Shortly after, an undefinable feeling of dread took possession of her. "There is no knowing," she thought, "what men in their intemperate courage may do to satisfy themselves upon their point of honor. Alice!" she cried aloud, "go and see for Mr. Ralph Woodhall; tell him I want him--that I had forgotten something which I wished to say."

"Lord! my lady, I dare say he is gone to bed," replied the girl.

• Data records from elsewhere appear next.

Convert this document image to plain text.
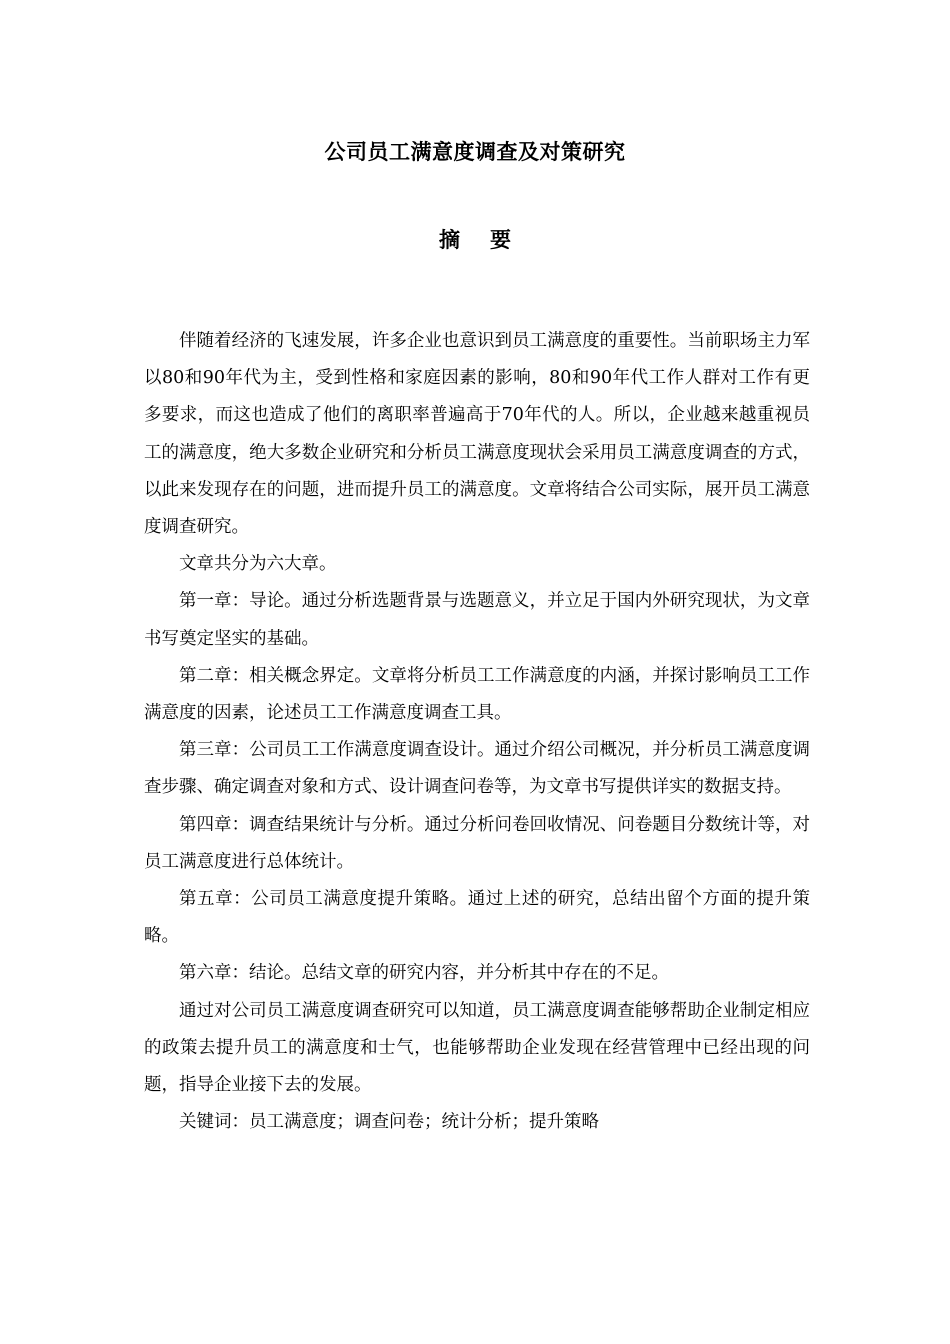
公司员工满意度调查及对策研究
摘 要

伴随着经济的飞速发展，许多企业也意识到员工满意度的重要性。当前职场主力军以80和90年代为主，受到性格和家庭因素的影响，80和90年代工作人群对工作有更多要求，而这也造成了他们的离职率普遍高于70年代的人。所以，企业越来越重视员工的满意度，绝大多数企业研究和分析员工满意度现状会采用员工满意度调查的方式，以此来发现存在的问题，进而提升员工的满意度。文章将结合公司实际，展开员工满意度调查研究。

文章共分为六大章。

第一章：导论。通过分析选题背景与选题意义，并立足于国内外研究现状，为文章书写奠定坚实的基础。

第二章：相关概念界定。文章将分析员工工作满意度的内涵，并探讨影响员工工作满意度的因素，论述员工工作满意度调查工具。

第三章：公司员工工作满意度调查设计。通过介绍公司概况，并分析员工满意度调查步骤、确定调查对象和方式、设计调查问卷等，为文章书写提供详实的数据支持。

第四章：调查结果统计与分析。通过分析问卷回收情况、问卷题目分数统计等，对员工满意度进行总体统计。

第五章：公司员工满意度提升策略。通过上述的研究，总结出留个方面的提升策略。

第六章：结论。总结文章的研究内容，并分析其中存在的不足。

通过对公司员工满意度调查研究可以知道，员工满意度调查能够帮助企业制定相应的政策去提升员工的满意度和士气，也能够帮助企业发现在经营管理中已经出现的问题，指导企业接下去的发展。

关键词：员工满意度；调查问卷；统计分析；提升策略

"Ascertain, at all events," said Lady Danvers; "ask one of the duke's servants."

The waiting-woman left the room, and remained away for some five minutes. When she returned, she said, with a laugh, unconscious of her mistress's anxiety, "The young gentleman has gone forth, my lady--to amuse himself in the town, I'll warrant. But Master Wilton says he will give him your ladyship's message as soon as he returns."

Lady Danvers sat up for more than one hour, but Ralph did not make his appearance; and with a heavy heart she at length retired to rest.